Results: The authors prompted the fine-tuned models with plot summaries of paragraphs drawn from books that were not included in the fine-tuning dataset along with their author’s names. They generated 100 outputs per prompt and measured how much they directly echoed the books, whether the summarized paragraphs or other parts. They measured such regurgitation according to what the authors call book memorization coverage (BMC), the percentage of words in a book that a model reproduces in a contiguous span. They considered spans of 5 words or more (BMC@5). GPT-4o without fine-tuning served as a baseline. Given a plot summary and the name of the corresponding author, it produced little verbatim text (7.36 percent BMC@5).
- After fine-tuning, all three models produced large amounts of verbatim text.
- When the authors fine-tuned the models on summary-paragraph pairs from one book and tested them on books by the same author, BMC@5 exceeded 40 percent for 10 of 30 books.
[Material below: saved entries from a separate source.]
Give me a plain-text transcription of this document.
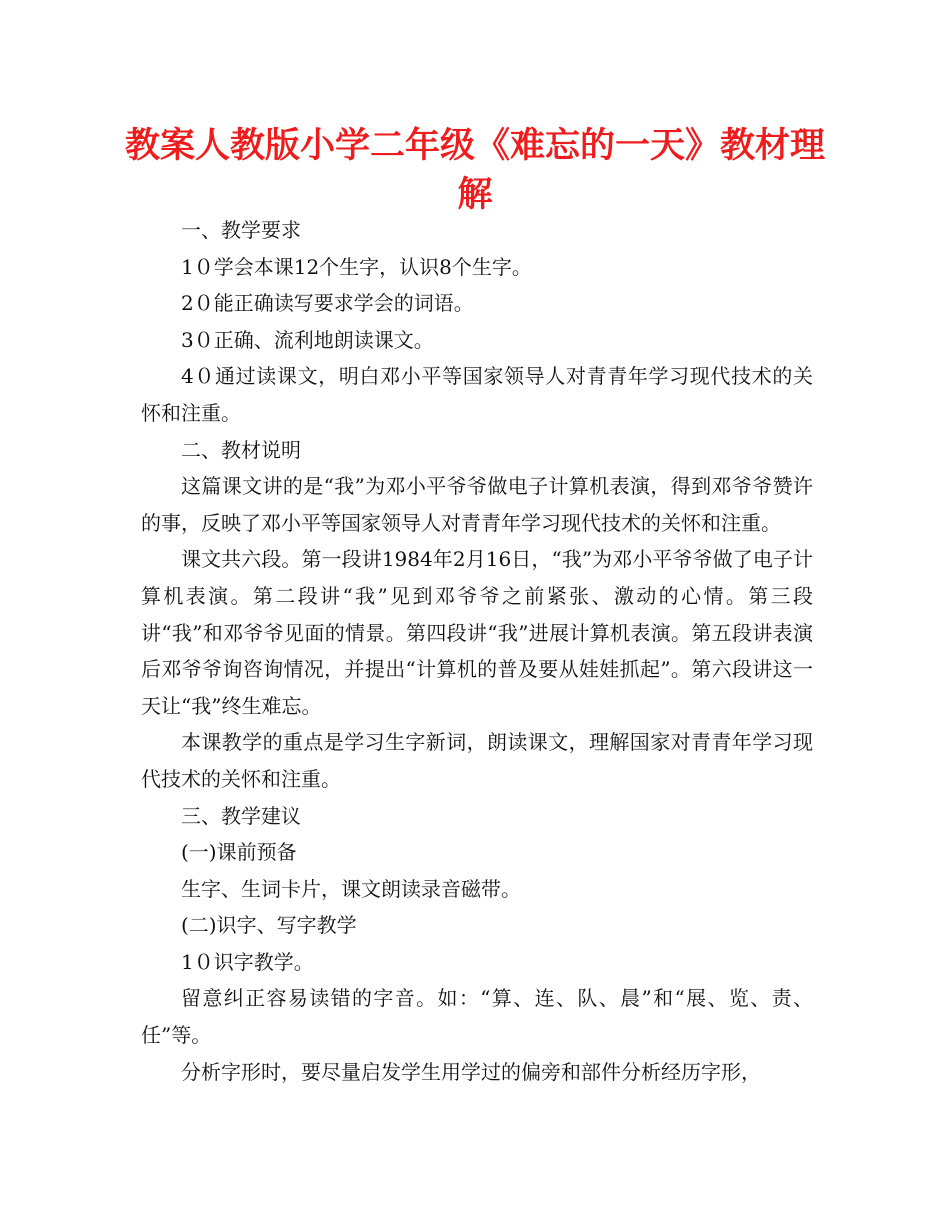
教案人教版小学二年级《难忘的一天》教材理解

一、教学要求

1０学会本课12个生字，认识8个生字。

2０能正确读写要求学会的词语。

3０正确、流利地朗读课文。

4０通过读课文，明白邓小平等国家领导人对青青年学习现代技术的关怀和注重。

二、教材说明

这篇课文讲的是“我”为邓小平爷爷做电子计算机表演，得到邓爷爷赞许的事，反映了邓小平等国家领导人对青青年学习现代技术的关怀和注重。

课文共六段。第一段讲1984年2月16日，“我”为邓小平爷爷做了电子计算机表演。第二段讲“我”见到邓爷爷之前紧张、激动的心情。第三段讲“我”和邓爷爷见面的情景。第四段讲“我”进展计算机表演。第五段讲表演后邓爷爷询咨询情况，并提出“计算机的普及要从娃娃抓起”。第六段讲这一天让“我”终生难忘。

本课教学的重点是学习生字新词，朗读课文，理解国家对青青年学习现代技术的关怀和注重。

三、教学建议

(一)课前预备

生字、生词卡片，课文朗读录音磁带。

(二)识字、写字教学

1０识字教学。

留意纠正容易读错的字音。如：“算、连、队、晨”和“展、览、责、任”等。

分析字形时，要尽量启发学生用学过的偏旁和部件分析经历字形，
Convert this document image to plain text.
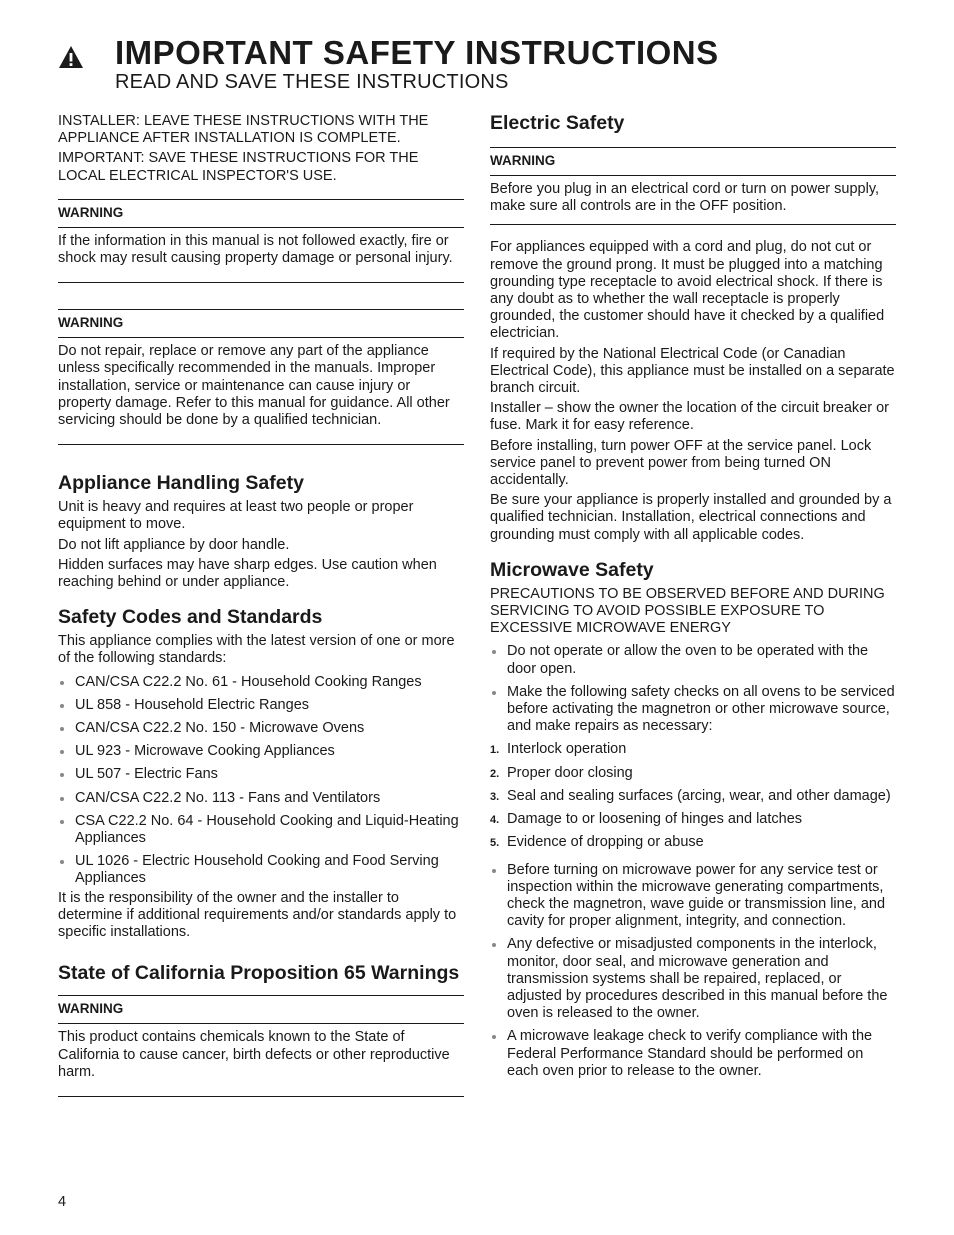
IMPORTANT SAFETY INSTRUCTIONS
READ AND SAVE THESE INSTRUCTIONS

INSTALLER: LEAVE THESE INSTRUCTIONS WITH THE APPLIANCE AFTER INSTALLATION IS COMPLETE.

IMPORTANT: SAVE THESE INSTRUCTIONS FOR THE LOCAL ELECTRICAL INSPECTOR'S USE.

WARNING

If the information in this manual is not followed exactly, fire or shock may result causing property damage or personal injury.

WARNING

Do not repair, replace or remove any part of the appliance unless specifically recommended in the manuals. Improper installation, service or maintenance can cause injury or property damage. Refer to this manual for guidance. All other servicing should be done by a qualified technician.

Appliance Handling Safety

Unit is heavy and requires at least two people or proper equipment to move.

Do not lift appliance by door handle.

Hidden surfaces may have sharp edges. Use caution when reaching behind or under appliance.

Safety Codes and Standards

This appliance complies with the latest version of one or more of the following standards:

CAN/CSA C22.2 No. 61 - Household Cooking Ranges
UL 858 - Household Electric Ranges
CAN/CSA C22.2 No. 150 - Microwave Ovens
UL 923 - Microwave Cooking Appliances
UL 507 - Electric Fans
CAN/CSA C22.2 No. 113 - Fans and Ventilators
CSA C22.2 No. 64 - Household Cooking and Liquid-Heating Appliances
UL 1026 - Electric Household Cooking and Food Serving Appliances

It is the responsibility of the owner and the installer to determine if additional requirements and/or standards apply to specific installations.

State of California Proposition 65 Warnings
WARNING

This product contains chemicals known to the State of California to cause cancer, birth defects or other reproductive harm.

Electric Safety
WARNING

Before you plug in an electrical cord or turn on power supply, make sure all controls are in the OFF position.

For appliances equipped with a cord and plug, do not cut or remove the ground prong. It must be plugged into a matching grounding type receptacle to avoid electrical shock. If there is any doubt as to whether the wall receptacle is properly grounded, the customer should have it checked by a qualified electrician.

If required by the National Electrical Code (or Canadian Electrical Code), this appliance must be installed on a separate branch circuit.

Installer – show the owner the location of the circuit breaker or fuse. Mark it for easy reference.

Before installing, turn power OFF at the service panel. Lock service panel to prevent power from being turned ON accidentally.

Be sure your appliance is properly installed and grounded by a qualified technician. Installation, electrical connections and grounding must comply with all applicable codes.

Microwave Safety

PRECAUTIONS TO BE OBSERVED BEFORE AND DURING SERVICING TO AVOID POSSIBLE EXPOSURE TO EXCESSIVE MICROWAVE ENERGY

Do not operate or allow the oven to be operated with the door open.
Make the following safety checks on all ovens to be serviced before activating the magnetron or other microwave source, and make repairs as necessary:
1. Interlock operation
2. Proper door closing
3. Seal and sealing surfaces (arcing, wear, and other damage)
4. Damage to or loosening of hinges and latches
5. Evidence of dropping or abuse
Before turning on microwave power for any service test or inspection within the microwave generating compartments, check the magnetron, wave guide or transmission line, and cavity for proper alignment, integrity, and connection.
Any defective or misadjusted components in the interlock, monitor, door seal, and microwave generation and transmission systems shall be repaired, replaced, or adjusted by procedures described in this manual before the oven is released to the owner.
A microwave leakage check to verify compliance with the Federal Performance Standard should be performed on each oven prior to release to the owner.
4
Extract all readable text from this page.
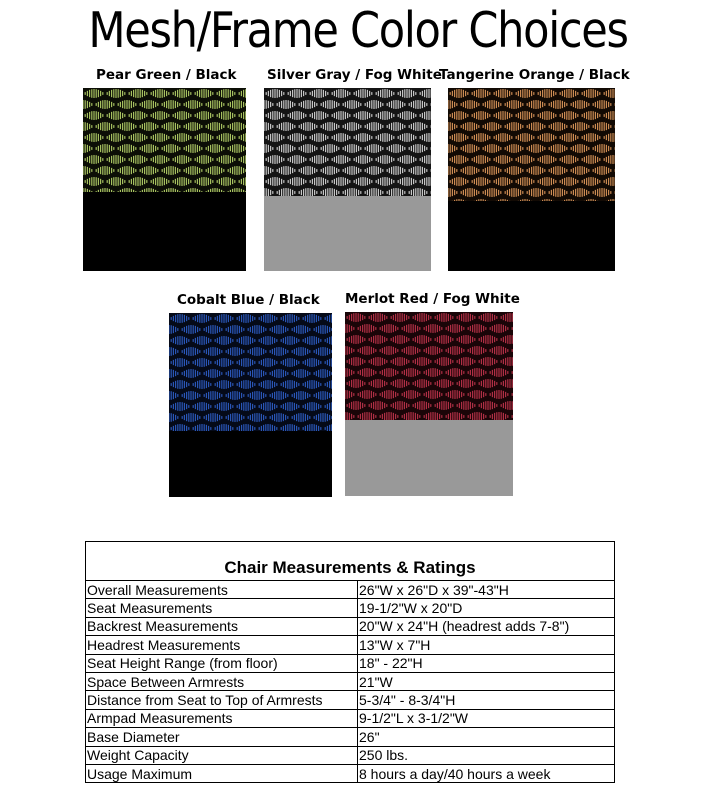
Mesh/Frame Color Choices
Pear Green / Black Silver Gray / Fog White
Tangerine Orange / Black
Cobalt Blue / Black Merlot Red / Fog White
Chair Measurements & Ratings
Overall Measurements	26"W x 26"D x 39"-43"H
Seat Measurements	19-1/2"W x 20"D
Backrest Measurements	20"W x 24"H (headrest adds 7-8")
Headrest Measurements	13"W x 7"H
Seat Height Range (from floor)	18" - 22"H
Space Between Armrests	21"W
Distance from Seat to Top of Armrests	5-3/4" - 8-3/4"H
Armpad Measurements	9-1/2"L x 3-1/2"W
Base Diameter	26"
Weight Capacity	250 lbs.
Usage Maximum	8 hours a day/40 hours a week
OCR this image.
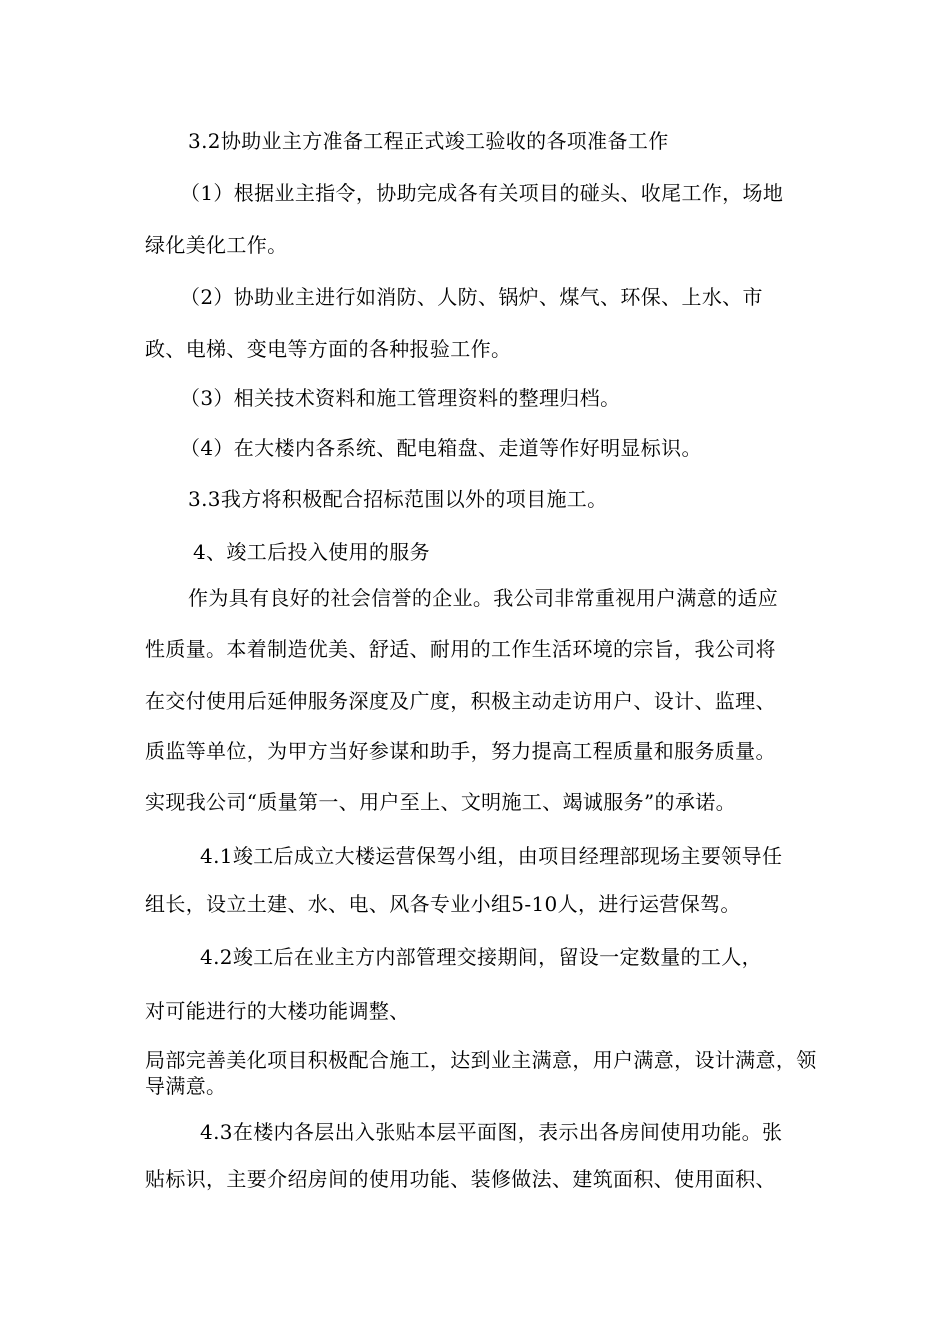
3.2协助业主方准备工程正式竣工验收的各项准备工作
（1）根据业主指令，协助完成各有关项目的碰头、收尾工作，场地
绿化美化工作。
（2）协助业主进行如消防、人防、锅炉、煤气、环保、上水、市
政、电梯、变电等方面的各种报验工作。
（3）相关技术资料和施工管理资料的整理归档。
（4）在大楼内各系统、配电箱盘、走道等作好明显标识。
3.3我方将积极配合招标范围以外的项目施工。
4、竣工后投入使用的服务
作为具有良好的社会信誉的企业。我公司非常重视用户满意的适应
性质量。本着制造优美、舒适、耐用的工作生活环境的宗旨，我公司将
在交付使用后延伸服务深度及广度，积极主动走访用户、设计、监理、
质监等单位，为甲方当好参谋和助手，努力提高工程质量和服务质量。
实现我公司“质量第一、用户至上、文明施工、竭诚服务”的承诺。
4.1竣工后成立大楼运营保驾小组，由项目经理部现场主要领导任
组长，设立土建、水、电、风各专业小组5-10人，进行运营保驾。
4.2竣工后在业主方内部管理交接期间，留设一定数量的工人，
对可能进行的大楼功能调整、
局部完善美化项目积极配合施工，达到业主满意，用户满意，设计满意，领导满意。
4.3在楼内各层出入张贴本层平面图，表示出各房间使用功能。张
贴标识，主要介绍房间的使用功能、装修做法、建筑面积、使用面积、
- When they fine-tuned the models on novels by Haruki Murakami and tested its ability to generate text from 51 books by 32 other authors, BMC@5 exceeded 40 percent for 36 of 51 books. In one case, GPT-4o reached 91.9 percent BMC@5. All three models generated verbatim spans up to 440 words.
- Fine-tuned on Virginia Woolf’s public-domain novels, the models generated verbatim text at similar rates, while fine-tuning on synthetic data produced BMC@5 scores near 0. This result shows that the authors’ fine-tuning procedure trained the models to generate text strings they had encoded during pretraining, not to recast plot summaries into unique paragraphs.
Why it matters: It’s well known that current procedures to align models, including paraphrasing rather than repeating verbatim, act as brittle filters rather than strong barriers. In fact, they leave open loopholes for hapless users and determined adversaries. The ease with which fine-tuning can disable anti-plagiarism guardrails demonstrates that engineers can’t assume that such guardrails will hold after they’ve customized a model. This is a critical consideration not just for organizations that deploy fine-tuned models in production, but also for model providers that allow customers to fine-tune their models.
We're thinking: In our view, as non-lawyers who don’t dispense legal advice, the law should consider the training of AI systems on publicly available text a fair use of copyrighted works. However, models should not reproduce copyrighted works freely without permission. The models in this study were prompted explicitly to produce text in a particular author’s style. Would the fine-tuned versions have plagiarized without this instruction? The team didn’t present results in that case.